Le modèle économique exportateur choisi par le Chili répond à trois objectifs destinés à moderniser le pays, en le dotant des moyens de financer cette modernisation. Il s’agit de créer les bases d’une économie industrielle lui permettant de ne plus être qu’un simple exportateur de matières premières ; de créer un modèle social avancé en réduisant les inégalités sociales qui restent importantes, malgré des progrès plus que significatifs et qui font de ce pays un exemple pour l’Amérique latine ; de faire appel aux investisseurs et aux États étrangers pour soutenir ce modèle de développement en en faisant des partenaires économiques et commerciaux stables, de long terme et désireux d’investir au Chili du fait de son attractivité économique, fiscale et juridique.
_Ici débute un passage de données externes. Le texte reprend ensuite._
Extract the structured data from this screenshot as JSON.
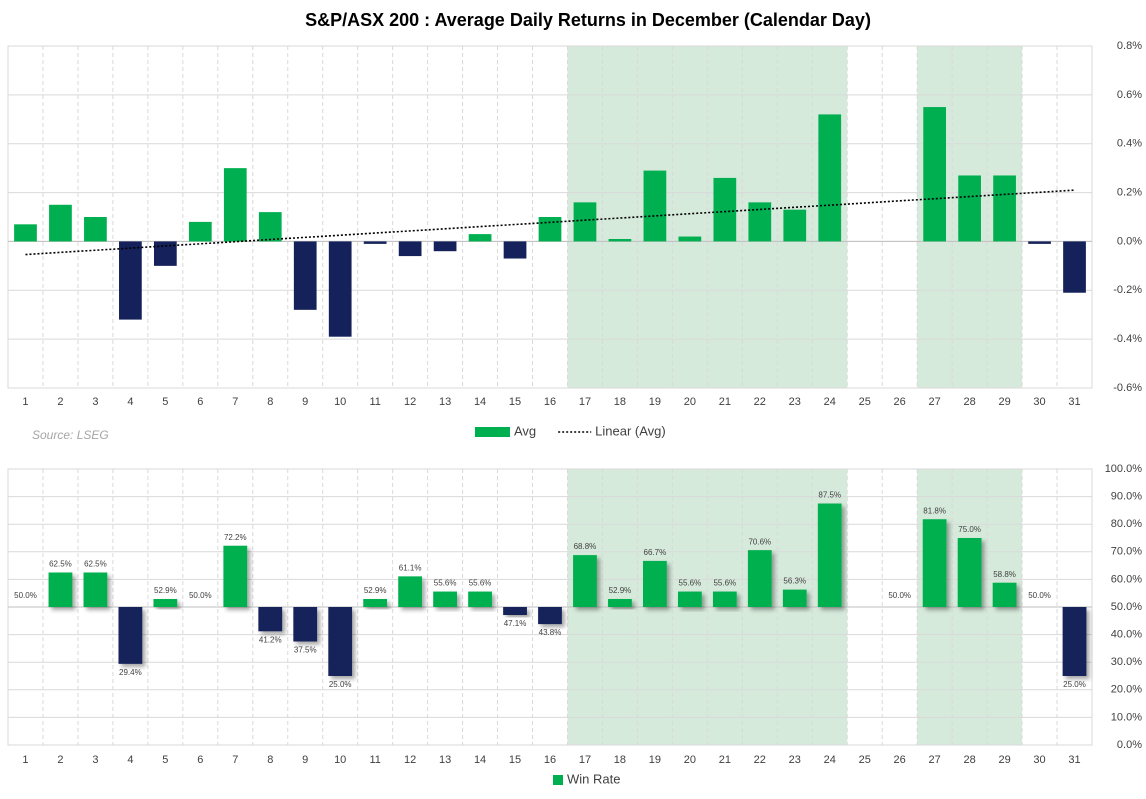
{
  "chart_data": [
    {
      "type": "bar",
      "title": "S&P/ASX 200 : Average Daily Returns in December (Calendar Day)",
      "source": "Source: LSEG",
      "categories": [
        "1",
        "2",
        "3",
        "4",
        "5",
        "6",
        "7",
        "8",
        "9",
        "10",
        "11",
        "12",
        "13",
        "14",
        "15",
        "16",
        "17",
        "18",
        "19",
        "20",
        "21",
        "22",
        "23",
        "24",
        "25",
        "26",
        "27",
        "28",
        "29",
        "30",
        "31"
      ],
      "series": [
        {
          "name": "Avg",
          "color": "#00b050",
          "negative_color": "#14215a",
          "values": [
            0.07,
            0.15,
            0.1,
            -0.32,
            -0.1,
            0.08,
            0.3,
            0.12,
            -0.28,
            -0.39,
            -0.01,
            -0.06,
            -0.04,
            0.03,
            -0.07,
            0.1,
            0.16,
            0.01,
            0.29,
            0.02,
            0.26,
            0.16,
            0.13,
            0.52,
            null,
            null,
            0.55,
            0.27,
            0.27,
            -0.01,
            -0.21
          ]
        }
      ],
      "trendline": {
        "name": "Linear (Avg)",
        "color": "#000000"
      },
      "highlights": [
        [
          "17",
          "24"
        ],
        [
          "27",
          "29"
        ]
      ],
      "highlight_color": "#d6eadb",
      "ylim": [
        -0.6,
        0.8
      ],
      "yticks": [
        {
          "value": -0.6,
          "label": "-0.6%"
        },
        {
          "value": -0.4,
          "label": "-0.4%"
        },
        {
          "value": -0.2,
          "label": "-0.2%"
        },
        {
          "value": 0,
          "label": "0.0%"
        },
        {
          "value": 0.2,
          "label": "0.2%"
        },
        {
          "value": 0.4,
          "label": "0.4%"
        },
        {
          "value": 0.6,
          "label": "0.6%"
        },
        {
          "value": 0.8,
          "label": "0.8%"
        }
      ],
      "grid": true
    },
    {
      "type": "bar",
      "categories": [
        "1",
        "2",
        "3",
        "4",
        "5",
        "6",
        "7",
        "8",
        "9",
        "10",
        "11",
        "12",
        "13",
        "14",
        "15",
        "16",
        "17",
        "18",
        "19",
        "20",
        "21",
        "22",
        "23",
        "24",
        "25",
        "26",
        "27",
        "28",
        "29",
        "30",
        "31"
      ],
      "series": [
        {
          "name": "Win Rate",
          "color": "#00b050",
          "negative_color": "#14215a",
          "values": [
            50,
            62.5,
            62.5,
            29.4,
            52.9,
            50,
            72.2,
            41.2,
            37.5,
            25,
            52.9,
            61.1,
            55.6,
            55.6,
            47.1,
            43.8,
            68.8,
            52.9,
            66.7,
            55.6,
            55.6,
            70.6,
            56.3,
            87.5,
            null,
            50,
            81.8,
            75,
            58.8,
            50,
            25
          ],
          "value_labels": [
            "50.0%",
            "62.5%",
            "62.5%",
            "29.4%",
            "52.9%",
            "50.0%",
            "72.2%",
            "41.2%",
            "37.5%",
            "25.0%",
            "52.9%",
            "61.1%",
            "55.6%",
            "55.6%",
            "47.1%",
            "43.8%",
            "68.8%",
            "52.9%",
            "66.7%",
            "55.6%",
            "55.6%",
            "70.6%",
            "56.3%",
            "87.5%",
            null,
            "50.0%",
            "81.8%",
            "75.0%",
            "58.8%",
            "50.0%",
            "25.0%"
          ]
        }
      ],
      "base": 50,
      "highlights": [
        [
          "17",
          "24"
        ],
        [
          "27",
          "29"
        ]
      ],
      "highlight_color": "#d6eadb",
      "ylim": [
        0,
        100
      ],
      "yticks": [
        {
          "value": 0,
          "label": "0.0%"
        },
        {
          "value": 10,
          "label": "10.0%"
        },
        {
          "value": 20,
          "label": "20.0%"
        },
        {
          "value": 30,
          "label": "30.0%"
        },
        {
          "value": 40,
          "label": "40.0%"
        },
        {
          "value": 50,
          "label": "50.0%"
        },
        {
          "value": 60,
          "label": "60.0%"
        },
        {
          "value": 70,
          "label": "70.0%"
        },
        {
          "value": 80,
          "label": "80.0%"
        },
        {
          "value": 90,
          "label": "90.0%"
        },
        {
          "value": 100,
          "label": "100.0%"
        }
      ],
      "grid": true
    }
  ]
}
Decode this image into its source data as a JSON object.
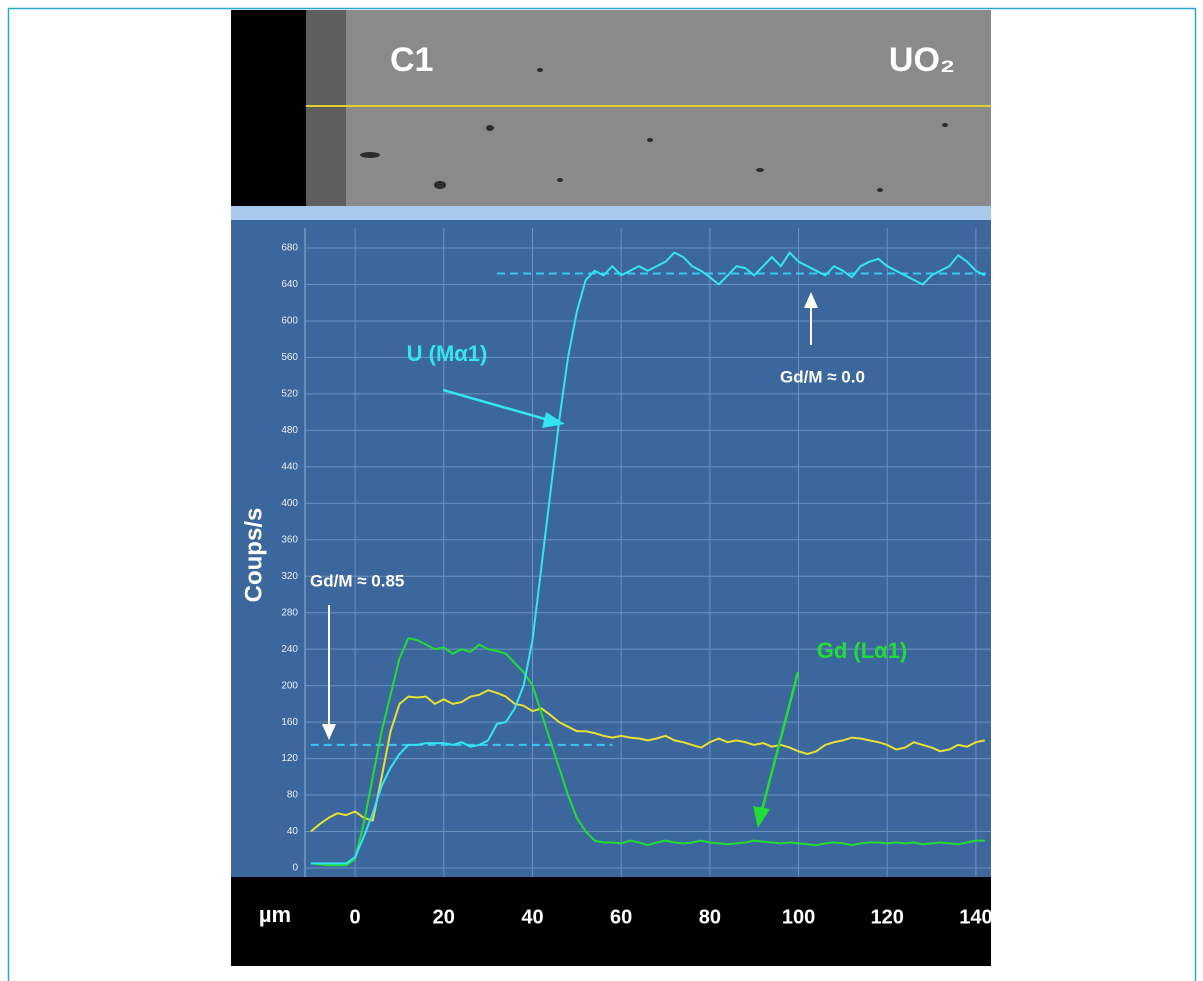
{
  "micrograph": {
    "labels": [
      "C1",
      "UO₂"
    ]
  },
  "chart_data": {
    "type": "line",
    "y_label": "Coups/s",
    "x_label": "µm",
    "xlim": [
      -11.3,
      143.4
    ],
    "ylim": [
      0,
      680
    ],
    "xticks": [
      0,
      20,
      40,
      60,
      80,
      100,
      120,
      140
    ],
    "yticks": [
      0,
      40,
      80,
      120,
      160,
      200,
      240,
      280,
      320,
      360,
      400,
      440,
      480,
      520,
      560,
      600,
      640,
      680
    ],
    "grid": true,
    "x": [
      -10,
      -8,
      -6,
      -4,
      -2,
      0,
      2,
      4,
      6,
      8,
      10,
      12,
      14,
      16,
      18,
      20,
      22,
      24,
      26,
      28,
      30,
      32,
      34,
      36,
      38,
      40,
      42,
      44,
      46,
      48,
      50,
      52,
      54,
      56,
      58,
      60,
      62,
      64,
      66,
      68,
      70,
      72,
      74,
      76,
      78,
      80,
      82,
      84,
      86,
      88,
      90,
      92,
      94,
      96,
      98,
      100,
      102,
      104,
      106,
      108,
      110,
      112,
      114,
      116,
      118,
      120,
      122,
      124,
      126,
      128,
      130,
      132,
      134,
      136,
      138,
      140,
      142
    ],
    "series": [
      {
        "name": "U (Mα1)",
        "color": "#35e4f2",
        "values": [
          5,
          5,
          5,
          5,
          5,
          12,
          35,
          60,
          90,
          110,
          125,
          135,
          135,
          137,
          137,
          137,
          135,
          138,
          133,
          135,
          140,
          158,
          160,
          175,
          200,
          250,
          330,
          410,
          490,
          560,
          610,
          645,
          655,
          650,
          660,
          650,
          655,
          660,
          655,
          660,
          665,
          675,
          670,
          660,
          655,
          648,
          640,
          650,
          660,
          658,
          650,
          660,
          670,
          660,
          675,
          665,
          660,
          655,
          650,
          660,
          655,
          648,
          660,
          665,
          668,
          660,
          655,
          650,
          645,
          640,
          650,
          655,
          660,
          672,
          665,
          655,
          650
        ]
      },
      {
        "name": "Gd (Lα1)",
        "color": "#22dd33",
        "values": [
          5,
          4,
          3,
          3,
          3,
          10,
          50,
          100,
          150,
          190,
          230,
          252,
          250,
          245,
          240,
          242,
          235,
          240,
          237,
          245,
          240,
          238,
          235,
          225,
          215,
          200,
          170,
          140,
          110,
          80,
          55,
          40,
          30,
          28,
          28,
          27,
          30,
          28,
          25,
          28,
          30,
          28,
          27,
          28,
          30,
          28,
          27,
          26,
          27,
          28,
          30,
          29,
          28,
          27,
          28,
          27,
          26,
          25,
          27,
          28,
          27,
          25,
          27,
          28,
          28,
          27,
          28,
          27,
          28,
          26,
          27,
          28,
          27,
          26,
          28,
          30,
          30
        ]
      },
      {
        "color": "#e6e035",
        "values": [
          40,
          48,
          55,
          60,
          58,
          62,
          55,
          52,
          100,
          150,
          180,
          188,
          187,
          188,
          180,
          185,
          180,
          182,
          188,
          190,
          195,
          192,
          188,
          180,
          178,
          172,
          175,
          168,
          160,
          155,
          150,
          150,
          148,
          145,
          143,
          145,
          143,
          142,
          140,
          142,
          145,
          140,
          138,
          135,
          132,
          138,
          142,
          138,
          140,
          138,
          135,
          137,
          133,
          135,
          132,
          128,
          125,
          128,
          135,
          138,
          140,
          143,
          142,
          140,
          138,
          135,
          130,
          132,
          138,
          135,
          132,
          128,
          130,
          135,
          133,
          138,
          140
        ]
      }
    ],
    "reference_lines": [
      {
        "y": 135,
        "x": [
          -10,
          58
        ],
        "color": "#3ac8f0"
      },
      {
        "y": 652,
        "x": [
          32,
          143
        ],
        "color": "#3ac8f0"
      }
    ],
    "annotations": [
      {
        "text": "Gd/M ≈ 0.85"
      },
      {
        "text": "Gd/M ≈ 0.0"
      }
    ]
  }
}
L’environnement, par construction, restait donc le parent pauvre de ce modèle économique, mais deux éléments-clés sont venus bouleverser ce schéma au cours des dix dernières années. Tout d’abord, les autorités chiliennes se sont rapidement rendu compte que les richesses naturelles du pays, ses parcs, ses forêts, ses paysages, le désert d’Atacama, des sites exceptionnels d’observation de l’Univers comme ceux du Cerro Paranal, ainsi qu’une faune marine et terrestre particulièrement riche pouvaient constituer d’indéniables atouts pour son développement, par exemple pour la construction d’un tourisme haut de gamme. Il est donc apparu nécessaire de développer une politique plus favorable à la protection de cet environnement privilégié, malgré certains ratés récents. Ainsi, l’affaire des 690 000 saumons massivement traités aux antibiotiques et échappés, en juillet 2018, de l’immense ferme d’élevage de Punta Redonda, dans la région de Los Lagos, justement privilégiée pour la qualité de son environnement et ses beautés naturelles, est venue rappeler qu’il n’était pas franchement évident de concilier une politique environnementaliste volontariste avec un modèle de développement économique massivement exportateur, basé par exemple sur un élevage très intensif de poissons principalement destinés au marché chinois.

Ensuite, le Chili, en raison de son positionnement géographique – il s’étire sur plus de 4 300 kilomètres du Nord au Sud –, de ses spécificités climatiques – son étirement fait qu’il possède une très grande variété de climats et de sites très propices à l’hydraulique, au solaire et à l’éolien – et de ses richesses minières stratégiques, essentielles à l’industrie de la transition énergétique vers une économie mondiale moins carbonée, se tourne de plus en plus vers les énergies renouvelables. Le pays a aussi fait ce choix parce qu’il ne disposait pas de ressources énergétiques carbonées propres en quantités significatives, à l’exception de gisements de gaz et de pétrole en Patagonie et en Terre de Feu chiliennes. Le Chili doit donc importer ces ressources fossiles de pays tiers, par exemple du gaz naturel d’Argentine, pour fournir de l’énergie à son industrie minière. En 2017, les énergies fossiles représentent encore 78,86 % de sa consommation intérieure brute d’énergie primaire. Le dynamisme de son économie et le recours croissant à des énergies fossiles importées ont d’ailleurs conduit à une hausse des émissions de gaz à effet de serre de 3,7 % entre 2006 et 2016 [4], liée à l’augmentation de la consommation de ces ressources fossiles pour soutenir sa croissance.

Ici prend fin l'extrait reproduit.